Allowing myself to shop for new products/brands turned out to be great! We were able to try new products…often items that I deemed “too expensive” in the past….and turned into some of our favorites.
Shop Deals, Not What You Need
The concept of “stockpiling” was the hardest for me to accept. How on earth could I save money if I was buying more than what I needed? The key was that I was buying things on a deep discount…toilet paper at $0.35 per 4pack instead of $2.99. I may not have NEEDED toilet paper at exactly that moment…but we will need toilet paper again at some point. After a very short time I was able to prepare my menus based on what I had in the house…and my shopping lists were based on the best deals and my week to week perishables.
Bigger is Not Always Better
Buying in bulk does not always save you money. If you look for deals and use coupons on smaller items…you may find that ultimately you are paying less per ounce. Buying 3 small containers of oatmeal at $2.09 with 3 $1/1 coupon you will spend $3.27. Buying one big container at $5.00 with a $1/1 coupon you will be paying more money, for less product.
I keep a small plastic container on my washing machine and I fill it with sample sized laundry detergent. Buying sample sized products like this will often net you FREE product. All Laundry detergent is $1.02 at Target in the sample bins. You will often find $1/1 coupons for any sized all in your weekly inserts. Sample sized Tide works the same way. This past weekend’s P&G insert had a $1/1 any size Tide coupon. If you use several of these at one time…free product! Cheaper than $1 off of one large container…you just have to decide if you can make this work for you.

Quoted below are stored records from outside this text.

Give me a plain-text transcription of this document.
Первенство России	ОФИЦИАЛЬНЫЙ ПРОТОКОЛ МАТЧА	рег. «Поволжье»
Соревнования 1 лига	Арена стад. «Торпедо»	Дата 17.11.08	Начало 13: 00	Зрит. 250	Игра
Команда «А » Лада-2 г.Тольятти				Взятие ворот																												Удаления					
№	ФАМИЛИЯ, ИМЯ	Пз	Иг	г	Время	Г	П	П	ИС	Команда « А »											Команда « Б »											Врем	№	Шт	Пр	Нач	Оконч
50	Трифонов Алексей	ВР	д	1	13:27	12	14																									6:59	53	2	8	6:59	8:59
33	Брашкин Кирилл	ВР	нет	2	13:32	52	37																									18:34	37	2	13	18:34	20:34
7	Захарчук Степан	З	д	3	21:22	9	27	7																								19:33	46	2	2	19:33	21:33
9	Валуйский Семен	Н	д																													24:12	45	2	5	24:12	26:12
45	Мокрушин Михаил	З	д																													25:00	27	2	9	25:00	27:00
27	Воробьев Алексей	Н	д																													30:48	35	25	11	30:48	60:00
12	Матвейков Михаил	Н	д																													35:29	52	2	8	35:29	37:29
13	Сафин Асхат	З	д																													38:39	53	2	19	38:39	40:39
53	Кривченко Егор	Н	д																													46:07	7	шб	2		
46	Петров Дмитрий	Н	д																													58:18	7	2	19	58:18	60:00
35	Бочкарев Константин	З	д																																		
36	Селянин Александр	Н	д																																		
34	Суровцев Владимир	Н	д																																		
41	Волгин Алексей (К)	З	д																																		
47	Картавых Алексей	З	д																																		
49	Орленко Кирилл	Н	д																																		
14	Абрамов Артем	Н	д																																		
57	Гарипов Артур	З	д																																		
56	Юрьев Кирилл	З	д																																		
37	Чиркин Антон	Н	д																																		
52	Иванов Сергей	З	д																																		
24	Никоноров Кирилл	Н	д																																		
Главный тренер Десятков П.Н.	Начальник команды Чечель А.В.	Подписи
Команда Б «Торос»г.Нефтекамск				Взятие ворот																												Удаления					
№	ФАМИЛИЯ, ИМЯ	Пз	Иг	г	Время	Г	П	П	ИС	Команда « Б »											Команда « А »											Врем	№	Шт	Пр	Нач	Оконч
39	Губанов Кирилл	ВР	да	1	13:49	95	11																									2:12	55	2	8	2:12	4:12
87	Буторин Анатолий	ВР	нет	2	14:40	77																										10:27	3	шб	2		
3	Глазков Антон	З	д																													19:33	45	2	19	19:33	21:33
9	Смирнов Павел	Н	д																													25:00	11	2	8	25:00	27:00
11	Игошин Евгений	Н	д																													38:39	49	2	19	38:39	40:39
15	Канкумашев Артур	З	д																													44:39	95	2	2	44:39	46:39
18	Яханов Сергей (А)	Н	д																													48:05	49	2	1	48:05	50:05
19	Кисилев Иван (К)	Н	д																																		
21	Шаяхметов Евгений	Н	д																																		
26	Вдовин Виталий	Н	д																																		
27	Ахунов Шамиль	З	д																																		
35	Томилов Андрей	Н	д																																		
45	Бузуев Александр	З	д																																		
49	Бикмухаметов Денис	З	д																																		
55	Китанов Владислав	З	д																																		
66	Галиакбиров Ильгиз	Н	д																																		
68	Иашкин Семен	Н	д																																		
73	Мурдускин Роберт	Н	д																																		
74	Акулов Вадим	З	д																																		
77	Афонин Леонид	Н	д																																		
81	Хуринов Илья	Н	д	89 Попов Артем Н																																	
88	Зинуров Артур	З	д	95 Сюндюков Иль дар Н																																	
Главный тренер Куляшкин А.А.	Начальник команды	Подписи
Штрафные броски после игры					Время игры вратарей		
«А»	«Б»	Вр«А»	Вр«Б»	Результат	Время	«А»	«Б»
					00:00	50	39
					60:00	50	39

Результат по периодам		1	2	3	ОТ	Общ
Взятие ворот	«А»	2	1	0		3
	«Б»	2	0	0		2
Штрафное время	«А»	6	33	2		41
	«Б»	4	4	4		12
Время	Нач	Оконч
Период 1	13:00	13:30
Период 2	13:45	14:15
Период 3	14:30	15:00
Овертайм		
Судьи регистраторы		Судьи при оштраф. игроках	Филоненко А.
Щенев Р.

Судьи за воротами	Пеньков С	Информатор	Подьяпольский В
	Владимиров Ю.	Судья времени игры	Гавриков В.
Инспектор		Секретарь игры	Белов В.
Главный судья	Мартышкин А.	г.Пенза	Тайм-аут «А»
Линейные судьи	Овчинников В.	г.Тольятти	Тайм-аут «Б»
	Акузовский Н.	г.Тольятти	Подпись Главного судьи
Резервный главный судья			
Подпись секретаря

Recognize the Difference Between a “Sale” and a “Deal”
Just because you have a coupon doesn’t make something a great deal. If you use coupons because you have them…not because its a great deal or because you desire the product…you will end up spending more money at the end. A great “deal” will combine a store sale and your coupons and will result in a greatly discounted price. Stocking your shelves when you find a great deal will absolutely save you money.
Pay It Forward
There are often free products to be had at many stores if you apply sales and coupons correctly. These are not always products that my family will use…but that doesn’t mean that SOMEONE won’t use them! There are food pantries and non profit organizations in every community that are desperate for donations. If you can “purchase” a razor for $0.30 you certainly don’t need 10 of them… but a shelter most definately could. Use some of your skills and good fortune to pay it forward.
Shop From a List/Menu
Always take a list with you and stick to it. Plan before you go what you are going to purchase…which sales match which coupons and what your necessities are. Stick to the list!! “Impulse buys” add up very quickly and can destroy even the best planning.
Set and Follow a Budget
Knowing what you have available to you to spend is crucial. Sticking to that number is even more important. You may find that planning a monthly number works better than week to week budgeting. Then if you spend more one week…you know you can balance it out by spending less the next week. Take a calculator with you to the store and add up your purchases as you go. If you feel the need to buy things that aren’t on your list keep a separate list of what it would cost you. When you watch the numbers add up it is much less difficult to put them back on the shelves!